Blood feast. Herschell Gordon Lewis. 1963. USA.

Attori: William Kevin, Mal Arnold, Connie Mason, Lyn Bolton, Scott H. Hall.

Durata: 63’

 

 

Una donna entra nella vasca da bagno. Un uomo s’introduce nell’appartamento e la uccide, asportandole una gamba. Titoli. La signora Fremont, per organizzare una festa particolare alla figlia Suzette, si rivolge al signor Fuad Ramses, gestore di un negozio di alimentari egiziano. La signora non sa che quell’uomo è lo psicopatico assassino che da due settimane sta massacrando ragazze mutilandole. La polizia brancola nel buio fino a che una vittima, poco prima di morire, non fa il nome di Ishtar, la dea dell’amore e della bellezza egiziana, alla quale i sacerdoti una volta immolavano giovani vergini. Il poliziotto Pete Thornton, fidanzato di Suzette, collega le cose grazie al fatto che frequenta un corso di cultura egizia. Intervenendo durante la festa riesce a salvare proprio Suzette ed a mettere in fuga il folle Fuad il quale, giunto in una discarica, si nasconde in un camion per la raccolta dell’immondizia, rimanendo triturato.

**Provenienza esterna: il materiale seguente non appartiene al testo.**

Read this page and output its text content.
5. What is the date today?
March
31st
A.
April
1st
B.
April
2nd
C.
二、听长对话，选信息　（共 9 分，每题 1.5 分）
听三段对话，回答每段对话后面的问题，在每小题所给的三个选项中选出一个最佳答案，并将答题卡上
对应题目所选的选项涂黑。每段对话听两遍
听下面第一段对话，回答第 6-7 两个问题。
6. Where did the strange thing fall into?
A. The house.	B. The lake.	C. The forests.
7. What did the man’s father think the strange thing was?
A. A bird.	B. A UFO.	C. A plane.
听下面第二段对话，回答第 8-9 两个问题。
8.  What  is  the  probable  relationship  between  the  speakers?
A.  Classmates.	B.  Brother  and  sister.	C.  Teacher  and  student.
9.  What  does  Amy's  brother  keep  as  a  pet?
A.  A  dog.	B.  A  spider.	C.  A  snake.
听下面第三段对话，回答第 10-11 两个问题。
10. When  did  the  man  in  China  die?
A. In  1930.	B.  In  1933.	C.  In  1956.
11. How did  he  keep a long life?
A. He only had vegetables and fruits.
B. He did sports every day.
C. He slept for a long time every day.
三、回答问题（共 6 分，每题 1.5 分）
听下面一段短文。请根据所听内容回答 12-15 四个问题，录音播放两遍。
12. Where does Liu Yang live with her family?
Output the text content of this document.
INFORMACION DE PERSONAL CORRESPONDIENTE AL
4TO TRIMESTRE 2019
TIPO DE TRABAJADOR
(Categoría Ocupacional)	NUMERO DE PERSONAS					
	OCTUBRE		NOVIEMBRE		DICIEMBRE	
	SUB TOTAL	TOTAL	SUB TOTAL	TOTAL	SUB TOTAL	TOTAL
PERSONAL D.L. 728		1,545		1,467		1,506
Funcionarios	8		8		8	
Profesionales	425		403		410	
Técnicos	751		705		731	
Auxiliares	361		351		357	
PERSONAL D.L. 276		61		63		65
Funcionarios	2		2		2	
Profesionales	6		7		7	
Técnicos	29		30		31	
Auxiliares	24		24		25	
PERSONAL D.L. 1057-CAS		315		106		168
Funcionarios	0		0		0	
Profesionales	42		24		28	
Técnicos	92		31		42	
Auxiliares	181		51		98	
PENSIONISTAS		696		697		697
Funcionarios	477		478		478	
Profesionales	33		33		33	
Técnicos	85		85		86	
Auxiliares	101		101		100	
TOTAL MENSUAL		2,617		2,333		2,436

Considerato non a torto uno dei film che hanno dato vita al genere splatter, Blood feast si muove tentoni in un ambito ancora ambiguo, sebbene proceda su sentieri all’apparenza ben delineati. Mettendo insieme sesso e morte (rappresentati proprio dalla dea egizia), eros e thanatos, infatti, Lewis dà via all’exploitation, facendo quindi dell’eccesso un carattere essenziale dei film di genere, ma perdendosi in una rappresentazione che cavalca il confronto tra culture, distruggendone una, quella egizia, fino a renderla un vero e proprio rifiuto (il finale nel camion dell’immondizia). Infatti, è importante tener conto che i massacri, così come la religione pagana di natura egiziana, vengano contrapporti ad una cultura vergine (rappresentata dalle vittime) e comunque di matrice cattolica (il poliziotto che si affida a Dio) che alla fine vince sul modello antico ed esotico. Se non razzista dunque, per lo meno il film non esalta l’incontro delle differenze. Da un punto di vista cinematografico invece siamo di fronte ad un’assoluta mancanza di linguaggio (abuso d’inquadrature ferme e di natura teatrale) che guarda, in qualche scelta, all’espressionismo tedesco: il dettaglio degli occhi di Fuad e la sua camminata zoppa, composta di movimenti lenti e innaturali, elementi che avevano caratterizzato il sonnambulo de Il gabinetto del dottor Caligari (1920) di Robert Wiene. Importante per la nascita del genere la stretta pan. dx sul corpo della vittima Trudy Sanders, massacrata a colpi di frusta, e sulla quale il regista si sofferma più su ogni altro massacro.